Just like after the Fukushima disaster, UFO's have been documented repeatedly around places where humans have spawned nuclear activity. There are "very clear connections" between UFO sightings and nuclear sights "going back decades," said author Dr. Jensine Andresen.

"My personal view on the basis of over 30 years of very extensive research is that there is an advanced extraterrestrial presence operating basically here on Earth and in the oceans," she said.

Andresen cited declassified U.S. government reports from agencies like the FBI and CIA about UFO sightings near nuclear sites, saying she had looked at 39 different accounts between the 1940s and 1990s.

"It goes back to the 1930s when the science and research was being done to understand fission. But then it really heats up in the 1940s, in particular, right after the detonation of the two atomic bombs in Japan in 1945. Then it is decisive, it's conclusive. You see one after another event occurring in proximity specifically to sites associated with nuclear weapons," said Andresen.

There are numerous cases, she said, listing sightings near Kirtland Air Force Base, Sandia National Laboratories, and other places "where nuclear weapons were stored."

Another well-known case took place at Malmstrom Air Force Base in Montana in March of 1967. Robert Salas, who worked as a missile launch officer controlling ten nuclear tipped missiles at the time, alleged one day after he received reports from other officers of strange UFO sightings, his missiles were shut down and became "unlaunchable." He later learned that ten weapons at another nearby site were also shut down "under similar circumstances, very similar circumstances where UFOs were sighted over the launch facilities." More recently, Salas said that he had briefed the Pentagon's All-domain Anomaly Resolution Office (AARO), a unit tasked with resolving credible UFO sightings, on the event.

Andresen said one of the clearest examples of these sorts of activities around nuclear facilities was the 1986 Chernobyl nuclear disaster in Ukraine.

"There was a lot of UFO activity reported there also.
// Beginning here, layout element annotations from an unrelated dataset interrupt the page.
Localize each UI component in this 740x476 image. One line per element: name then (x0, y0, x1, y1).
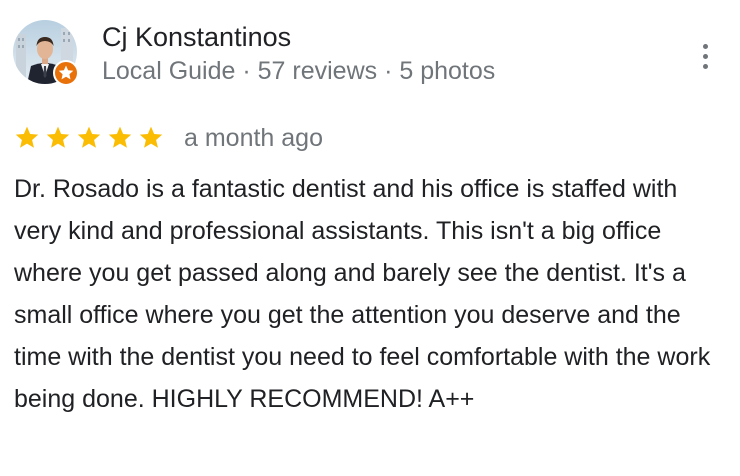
author-meta: Local Guide · 57 reviews · 5 photos (102, 57, 496, 85)
star-icon (15, 126, 39, 148)
local-guide-badge-icon (53, 60, 79, 86)
more-vert-icon (702, 63, 708, 69)
author-name[interactable]: Cj Konstantinos (102, 22, 291, 53)
review-text: Dr. Rosado is a fantastic dentist and hi… (14, 175, 711, 413)
author-avatar[interactable] (13, 20, 79, 86)
star-rating (14, 125, 164, 151)
star-icon (77, 126, 101, 148)
more-options-button[interactable] (690, 38, 720, 74)
star-icon (46, 126, 70, 148)
star-icon (108, 126, 132, 148)
rating-row: a month ago (14, 122, 323, 154)
review-date: a month ago (184, 123, 323, 152)
more-vert-icon (702, 53, 708, 59)
star-icon (139, 126, 163, 148)
more-vert-icon (702, 43, 708, 49)
review-card: Cj Konstantinos Local Guide · 57 reviews… (0, 0, 740, 476)
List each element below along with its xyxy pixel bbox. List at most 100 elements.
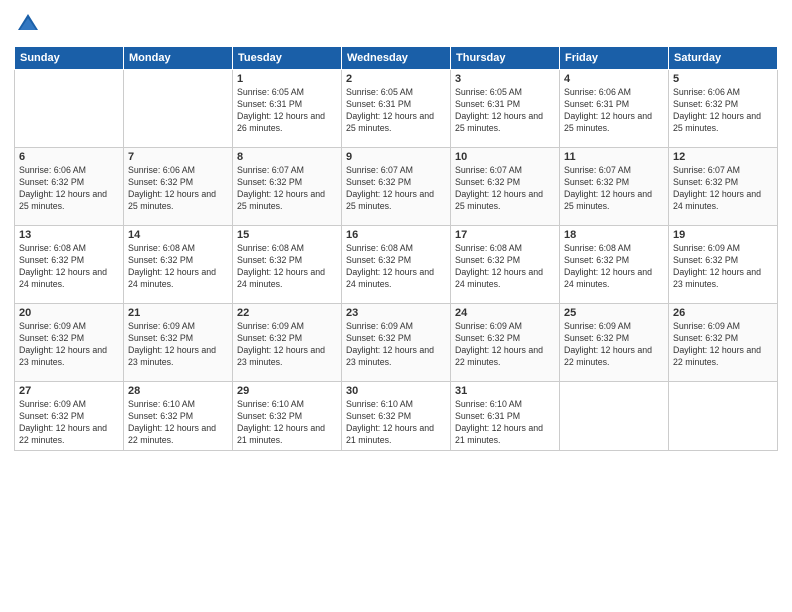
calendar-cell: 3Sunrise: 6:05 AM Sunset: 6:31 PM Daylig…: [451, 70, 560, 148]
day-info: Sunrise: 6:07 AM Sunset: 6:32 PM Dayligh…: [346, 165, 446, 213]
day-number: 20: [19, 307, 119, 319]
day-info: Sunrise: 6:08 AM Sunset: 6:32 PM Dayligh…: [237, 243, 337, 291]
weekday-header: Sunday: [15, 47, 124, 70]
calendar-cell: 10 Sunrise: 6:07 AM Sunset: 6:32 PM Dayli…: [451, 148, 560, 226]
weekday-header: Tuesday: [233, 47, 342, 70]
logo-icon: [14, 10, 42, 38]
calendar-cell: 26 Sunrise: 6:09 AM Sunset: 6:32 PM Dayli…: [669, 304, 778, 382]
day-number: 9: [346, 151, 446, 163]
day-number: 8: [237, 151, 337, 163]
calendar-cell: 19 Sunrise: 6:09 AM Sunset: 6:32 PM Dayli…: [669, 226, 778, 304]
day-info: Sunrise: 6:08 AM Sunset: 6:32 PM Dayligh…: [128, 243, 228, 291]
day-info: Sunrise: 6:05 AM Sunset: 6:31 PM Dayligh…: [237, 87, 337, 135]
day-number: 19: [673, 229, 773, 241]
weekday-header: Friday: [560, 47, 669, 70]
day-number: 5: [673, 73, 773, 85]
calendar-cell: [669, 382, 778, 451]
week-row: 1 Sunrise: 6:05 AM Sunset: 6:31 PM Daylig…: [15, 70, 778, 148]
day-number: 18: [564, 229, 664, 241]
day-info: Sunrise: 6:09 AM Sunset: 6:32 PM Dayligh…: [19, 321, 119, 369]
calendar-cell: 8 Sunrise: 6:07 AM Sunset: 6:32 PM Daylig…: [233, 148, 342, 226]
calendar-cell: 17 Sunrise: 6:08 AM Sunset: 6:32 PM Dayli…: [451, 226, 560, 304]
day-number: 31: [455, 385, 555, 397]
day-info: Sunrise: 6:07 AM Sunset: 6:32 PM Dayligh…: [673, 165, 773, 213]
day-number: 2: [346, 73, 446, 85]
day-info: Sunrise: 6:07 AM Sunset: 6:32 PM Dayligh…: [237, 165, 337, 213]
day-info: Sunrise: 6:09 AM Sunset: 6:32 PM Dayligh…: [455, 321, 555, 369]
calendar-cell: 25 Sunrise: 6:09 AM Sunset: 6:32 PM Dayli…: [560, 304, 669, 382]
day-number: 4: [564, 73, 664, 85]
day-info: Sunrise: 6:08 AM Sunset: 6:32 PM Dayligh…: [19, 243, 119, 291]
day-number: 21: [128, 307, 228, 319]
day-info: Sunrise: 6:08 AM Sunset: 6:32 PM Dayligh…: [346, 243, 446, 291]
calendar-cell: 24 Sunrise: 6:09 AM Sunset: 6:32 PM Dayli…: [451, 304, 560, 382]
calendar-cell: 12 Sunrise: 6:07 AM Sunset: 6:32 PM Dayli…: [669, 148, 778, 226]
day-number: 25: [564, 307, 664, 319]
day-number: 17: [455, 229, 555, 241]
day-info: Sunrise: 6:06 AM Sunset: 6:32 PM Dayligh…: [673, 87, 773, 135]
calendar-cell: 15 Sunrise: 6:08 AM Sunset: 6:32 PM Dayli…: [233, 226, 342, 304]
day-number: 30: [346, 385, 446, 397]
calendar-cell: [560, 382, 669, 451]
day-info: Sunrise: 6:10 AM Sunset: 6:32 PM Dayligh…: [346, 399, 446, 447]
calendar-cell: 22 Sunrise: 6:09 AM Sunset: 6:32 PM Dayli…: [233, 304, 342, 382]
weekday-header: Saturday: [669, 47, 778, 70]
day-number: 29: [237, 385, 337, 397]
calendar-cell: 16 Sunrise: 6:08 AM Sunset: 6:32 PM Dayli…: [342, 226, 451, 304]
day-info: Sunrise: 6:06 AM Sunset: 6:31 PM Dayligh…: [564, 87, 664, 135]
week-row: 13 Sunrise: 6:08 AM Sunset: 6:32 PM Dayli…: [15, 226, 778, 304]
day-info: Sunrise: 6:09 AM Sunset: 6:32 PM Dayligh…: [564, 321, 664, 369]
calendar-cell: 27Sunrise: 6:09 AM Sunset: 6:32 PM Dayli…: [15, 382, 124, 451]
calendar-cell: 30 Sunrise: 6:10 AM Sunset: 6:32 PM Dayli…: [342, 382, 451, 451]
day-number: 7: [128, 151, 228, 163]
day-info: Sunrise: 6:09 AM Sunset: 6:32 PM Dayligh…: [237, 321, 337, 369]
day-number: 10: [455, 151, 555, 163]
day-info: Sunrise: 6:08 AM Sunset: 6:32 PM Dayligh…: [455, 243, 555, 291]
calendar-cell: 21 Sunrise: 6:09 AM Sunset: 6:32 PM Dayli…: [124, 304, 233, 382]
calendar-cell: 1 Sunrise: 6:05 AM Sunset: 6:31 PM Daylig…: [233, 70, 342, 148]
day-number: 23: [346, 307, 446, 319]
day-number: 15: [237, 229, 337, 241]
calendar-cell: 23Sunrise: 6:09 AM Sunset: 6:32 PM Dayli…: [342, 304, 451, 382]
day-number: 26: [673, 307, 773, 319]
day-info: Sunrise: 6:09 AM Sunset: 6:32 PM Dayligh…: [128, 321, 228, 369]
calendar-cell: 14 Sunrise: 6:08 AM Sunset: 6:32 PM Dayli…: [124, 226, 233, 304]
calendar-cell: 9 Sunrise: 6:07 AM Sunset: 6:32 PM Daylig…: [342, 148, 451, 226]
day-number: 1: [237, 73, 337, 85]
day-number: 16: [346, 229, 446, 241]
calendar-cell: [15, 70, 124, 148]
week-row: 27Sunrise: 6:09 AM Sunset: 6:32 PM Dayli…: [15, 382, 778, 451]
day-info: Sunrise: 6:05 AM Sunset: 6:31 PM Dayligh…: [346, 87, 446, 135]
weekday-header-row: SundayMondayTuesdayWednesdayThursdayFrid…: [15, 47, 778, 70]
day-number: 24: [455, 307, 555, 319]
calendar-cell: 29Sunrise: 6:10 AM Sunset: 6:32 PM Dayli…: [233, 382, 342, 451]
week-row: 20 Sunrise: 6:09 AM Sunset: 6:32 PM Dayli…: [15, 304, 778, 382]
day-info: Sunrise: 6:08 AM Sunset: 6:32 PM Dayligh…: [564, 243, 664, 291]
header: [14, 10, 778, 38]
week-row: 6 Sunrise: 6:06 AM Sunset: 6:32 PM Daylig…: [15, 148, 778, 226]
calendar-cell: 4 Sunrise: 6:06 AM Sunset: 6:31 PM Daylig…: [560, 70, 669, 148]
page: SundayMondayTuesdayWednesdayThursdayFrid…: [0, 0, 792, 612]
day-info: Sunrise: 6:10 AM Sunset: 6:31 PM Dayligh…: [455, 399, 555, 447]
day-number: 28: [128, 385, 228, 397]
day-info: Sunrise: 6:09 AM Sunset: 6:32 PM Dayligh…: [673, 243, 773, 291]
day-number: 13: [19, 229, 119, 241]
calendar-cell: 11Sunrise: 6:07 AM Sunset: 6:32 PM Dayli…: [560, 148, 669, 226]
calendar-cell: 28 Sunrise: 6:10 AM Sunset: 6:32 PM Dayli…: [124, 382, 233, 451]
day-number: 6: [19, 151, 119, 163]
day-number: 22: [237, 307, 337, 319]
day-info: Sunrise: 6:09 AM Sunset: 6:32 PM Dayligh…: [19, 399, 119, 447]
calendar-cell: 2 Sunrise: 6:05 AM Sunset: 6:31 PM Daylig…: [342, 70, 451, 148]
calendar: SundayMondayTuesdayWednesdayThursdayFrid…: [14, 46, 778, 451]
day-info: Sunrise: 6:10 AM Sunset: 6:32 PM Dayligh…: [128, 399, 228, 447]
day-info: Sunrise: 6:07 AM Sunset: 6:32 PM Dayligh…: [455, 165, 555, 213]
day-number: 14: [128, 229, 228, 241]
calendar-cell: [124, 70, 233, 148]
calendar-cell: 20 Sunrise: 6:09 AM Sunset: 6:32 PM Dayli…: [15, 304, 124, 382]
day-info: Sunrise: 6:09 AM Sunset: 6:32 PM Dayligh…: [673, 321, 773, 369]
weekday-header: Thursday: [451, 47, 560, 70]
day-number: 3: [455, 73, 555, 85]
day-info: Sunrise: 6:06 AM Sunset: 6:32 PM Dayligh…: [19, 165, 119, 213]
day-number: 11: [564, 151, 664, 163]
day-number: 12: [673, 151, 773, 163]
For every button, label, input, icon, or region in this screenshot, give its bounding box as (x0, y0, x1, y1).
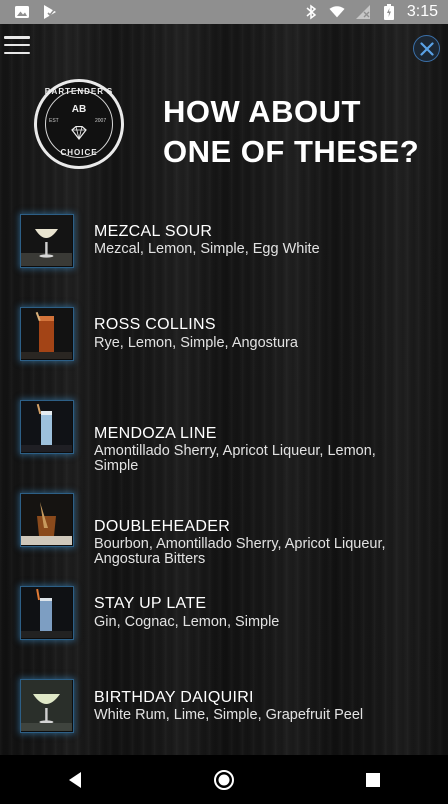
no-sim-icon (355, 4, 371, 20)
system-nav-bar (0, 755, 448, 804)
logo-top-text: BARTENDER'S (44, 87, 114, 96)
hamburger-icon-bar (4, 43, 30, 47)
hamburger-icon-bar (4, 51, 30, 54)
recents-button[interactable] (353, 760, 393, 800)
drink-list-item[interactable]: ROSS COLLINS Rye, Lemon, Simple, Angostu… (0, 303, 448, 383)
drink-name: MENDOZA LINE (94, 425, 217, 442)
home-button[interactable] (204, 760, 244, 800)
coupe-glass-image (21, 215, 72, 266)
highball-glass-image (21, 401, 72, 452)
close-button[interactable] (413, 35, 440, 62)
close-icon (419, 41, 434, 56)
drink-thumbnail (20, 493, 74, 547)
drink-thumbnail (20, 400, 74, 454)
image-icon (14, 4, 30, 20)
bluetooth-icon (303, 4, 319, 20)
drink-thumbnail (20, 586, 74, 640)
drink-ingredients: Bourbon, Amontillado Sherry, Apricot Liq… (94, 536, 386, 567)
coupe-glass-image (21, 680, 72, 731)
drink-ingredients: Rye, Lemon, Simple, Angostura (94, 335, 298, 351)
drink-thumbnail (20, 679, 74, 733)
drink-list-item[interactable]: STAY UP LATE Gin, Cognac, Lemon, Simple (0, 582, 448, 662)
drink-name: ROSS COLLINS (94, 316, 216, 333)
back-button[interactable] (55, 760, 95, 800)
hamburger-icon-bar (4, 36, 30, 39)
hamburger-menu-button[interactable] (4, 34, 30, 56)
page-title: HOW ABOUT ONE OF THESE? (163, 92, 419, 172)
logo-year: 2007 (95, 118, 107, 124)
main-content: BARTENDER'S AB EST 2007 CHOICE HOW ABOUT… (0, 24, 448, 755)
tall-glass-image (21, 587, 72, 638)
drink-name: STAY UP LATE (94, 595, 207, 612)
logo-est: EST (49, 118, 59, 124)
page-title-line1: HOW ABOUT (163, 94, 361, 129)
status-time: 3:15 (406, 3, 438, 20)
drink-ingredients: White Rum, Lime, Simple, Grapefruit Peel (94, 707, 364, 723)
collins-glass-image (21, 308, 72, 359)
drink-list-item[interactable]: MEZCAL SOUR Mezcal, Lemon, Simple, Egg W… (0, 210, 448, 290)
logo-monogram: AB (71, 104, 87, 115)
drink-ingredients: Gin, Cognac, Lemon, Simple (94, 614, 280, 630)
drink-list-item[interactable]: BIRTHDAY DAIQUIRI White Rum, Lime, Simpl… (0, 675, 448, 755)
diamond-icon (71, 126, 87, 140)
drink-ingredients: Mezcal, Lemon, Simple, Egg White (94, 241, 320, 257)
drink-thumbnail (20, 307, 74, 361)
drink-name: DOUBLEHEADER (94, 518, 231, 535)
drink-list-item[interactable]: DOUBLEHEADER Bourbon, Amontillado Sherry… (0, 488, 448, 568)
back-triangle-icon (68, 771, 81, 788)
battery-icon (381, 4, 397, 20)
drink-name: BIRTHDAY DAIQUIRI (94, 689, 254, 706)
status-bar: 3:15 (0, 0, 448, 24)
drink-list-item[interactable]: MENDOZA LINE Amontillado Sherry, Apricot… (0, 395, 448, 475)
rocks-glass-image (21, 494, 72, 545)
drink-name: MEZCAL SOUR (94, 223, 213, 240)
drink-thumbnail (20, 214, 74, 268)
page-title-line2: ONE OF THESE? (163, 134, 420, 169)
recents-square-icon (366, 772, 381, 787)
drink-ingredients: Amontillado Sherry, Apricot Liqueur, Lem… (94, 443, 376, 474)
play-check-icon (42, 4, 58, 20)
wifi-icon (329, 4, 345, 20)
bartenders-choice-logo: BARTENDER'S AB EST 2007 CHOICE (34, 79, 124, 169)
home-circle-icon (213, 769, 234, 790)
logo-bottom-text: CHOICE (60, 148, 98, 157)
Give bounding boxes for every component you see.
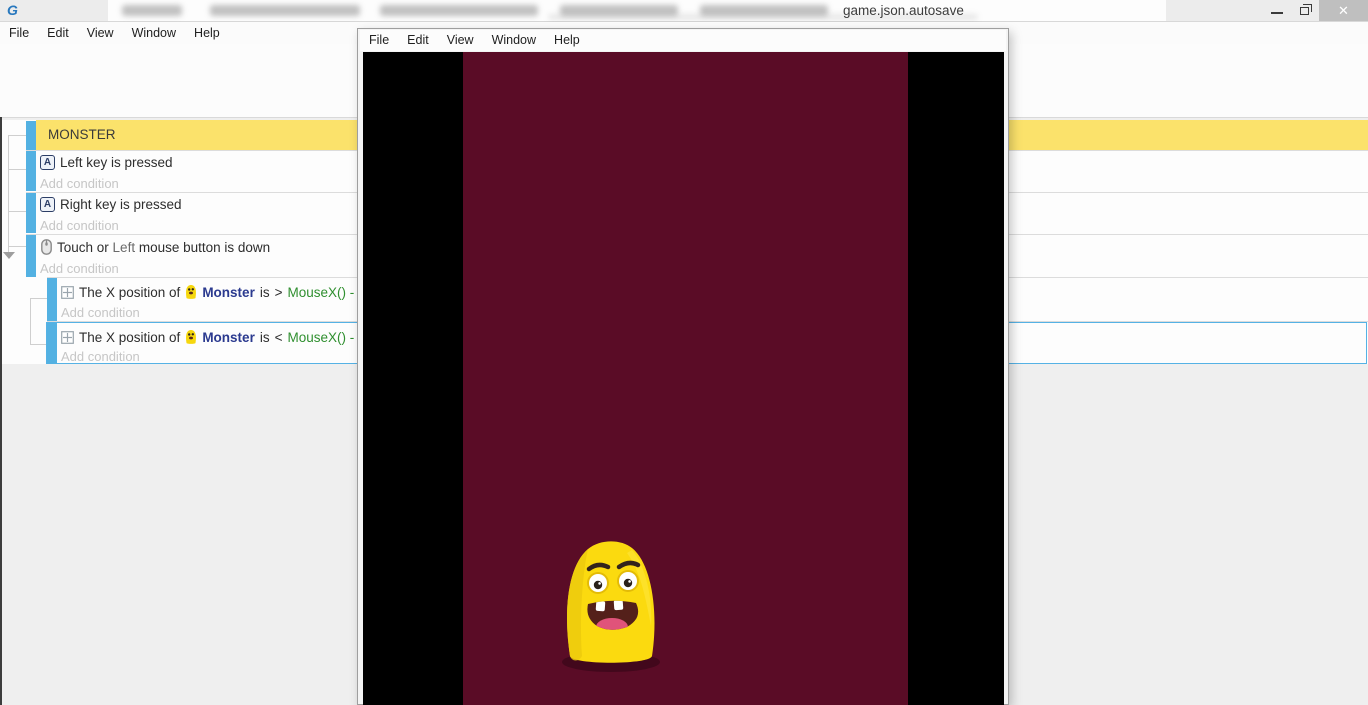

At the height of the fire in Chernobyl, the reading was 3000 milliroentgens, which is a unit of ionizing radiation. And right at the height of the fire, many people observed a UFO come, stayed for 3 minutes, shown a light right at Unit 4 and departed," she said. "They took another reading and it had apparently dropped to 800. Just in a few minutes. That seems like a very conscious attempt to remediate the danger caused by the malfunction there."

Like the Chief Monk of the Miracle Temple, Andresen also believes that these extraterrestrial beings are trying to help us avoid our own self destruction via nuclear catastrophes.

"I think this is an intelligence that recognizes the depth of human creativity and wants to preserve it. I think this intelligence cares about us. I think this intelligence does not want us to go extinct. That's what I think is really being communicated," she said. "'We're right here with you. Just open your hearts. Open your minds. We'd like to help you. And, you know, let's get to know one another.' I think that's really what the message is."